Modeli Fransız olanlar 

AB değerlerinden söz eden aydınlarımızın aslında haklı oldukları tek bir nokta var, o da AB’nin dünya için bir model olduğudur. Bu model son yıllara kadar çok olumlu karşılanıyor ve tüm dünyaya örnek gösteriliyordu. Ancak mali kriz, bu konuda Kuzey ve Güney Avrupa arasında bir dayanışma olmadığının ortaya çıkışı, göç krizi, göçmenlerin Akdeniz sularına gömülmesi, değişik AB ülkelerinin aşırı egoizmi gibi sorunlar AB imajını bozmuştur.
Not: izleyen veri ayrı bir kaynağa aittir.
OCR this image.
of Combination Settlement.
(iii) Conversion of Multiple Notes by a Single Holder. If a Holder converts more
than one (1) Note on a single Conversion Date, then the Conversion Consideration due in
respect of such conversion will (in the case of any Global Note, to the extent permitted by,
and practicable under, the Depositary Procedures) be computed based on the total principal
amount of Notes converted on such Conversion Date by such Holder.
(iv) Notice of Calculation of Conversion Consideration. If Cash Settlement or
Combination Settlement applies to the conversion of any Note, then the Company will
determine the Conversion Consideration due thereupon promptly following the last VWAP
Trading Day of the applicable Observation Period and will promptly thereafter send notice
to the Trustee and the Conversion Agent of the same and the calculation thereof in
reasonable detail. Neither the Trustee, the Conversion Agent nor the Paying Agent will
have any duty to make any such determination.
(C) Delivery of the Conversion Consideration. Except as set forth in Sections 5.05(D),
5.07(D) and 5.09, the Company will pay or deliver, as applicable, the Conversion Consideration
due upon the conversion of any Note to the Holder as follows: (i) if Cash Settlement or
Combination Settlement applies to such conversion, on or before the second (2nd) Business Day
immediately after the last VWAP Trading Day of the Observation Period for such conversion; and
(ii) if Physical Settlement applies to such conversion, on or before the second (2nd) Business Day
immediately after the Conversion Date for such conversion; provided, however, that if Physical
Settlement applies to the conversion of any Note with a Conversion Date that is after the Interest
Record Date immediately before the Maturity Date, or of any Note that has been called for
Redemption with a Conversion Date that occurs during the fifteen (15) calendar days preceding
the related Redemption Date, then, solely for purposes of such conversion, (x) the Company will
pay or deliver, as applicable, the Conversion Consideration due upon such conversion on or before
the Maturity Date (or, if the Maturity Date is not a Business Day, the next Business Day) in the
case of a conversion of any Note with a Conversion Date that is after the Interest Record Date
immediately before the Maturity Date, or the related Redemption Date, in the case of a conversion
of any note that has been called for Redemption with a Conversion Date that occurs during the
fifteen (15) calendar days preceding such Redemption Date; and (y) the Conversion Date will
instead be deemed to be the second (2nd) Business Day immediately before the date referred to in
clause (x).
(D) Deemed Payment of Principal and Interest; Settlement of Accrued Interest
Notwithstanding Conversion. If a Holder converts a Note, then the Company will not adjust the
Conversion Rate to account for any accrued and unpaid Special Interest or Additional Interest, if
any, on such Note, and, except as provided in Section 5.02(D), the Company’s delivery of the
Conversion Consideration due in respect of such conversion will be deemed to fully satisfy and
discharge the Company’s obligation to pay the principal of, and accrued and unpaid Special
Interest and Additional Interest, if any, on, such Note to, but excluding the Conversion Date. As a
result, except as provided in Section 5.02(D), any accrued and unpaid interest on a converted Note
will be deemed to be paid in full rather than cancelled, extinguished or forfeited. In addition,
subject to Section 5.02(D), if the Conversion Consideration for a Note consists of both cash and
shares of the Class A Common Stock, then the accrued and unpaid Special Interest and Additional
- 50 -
Bugün dağılma sürecindeki AB kötü bir model olmakla beraber yine de bir modeldir.  İşte Fransa’nın yeni Cumhurbaşkanı adayı Valls, ABD, Çin, Rusya, Türkiye gibi modellere karşı kendi modelini savunmaktadır. Onun bu savunusu iddialı olmakla beraber olağan karşılanabilir, peki kendileri Türkiye’de yaşayıp modelleri Fransız olanlara ne demeli?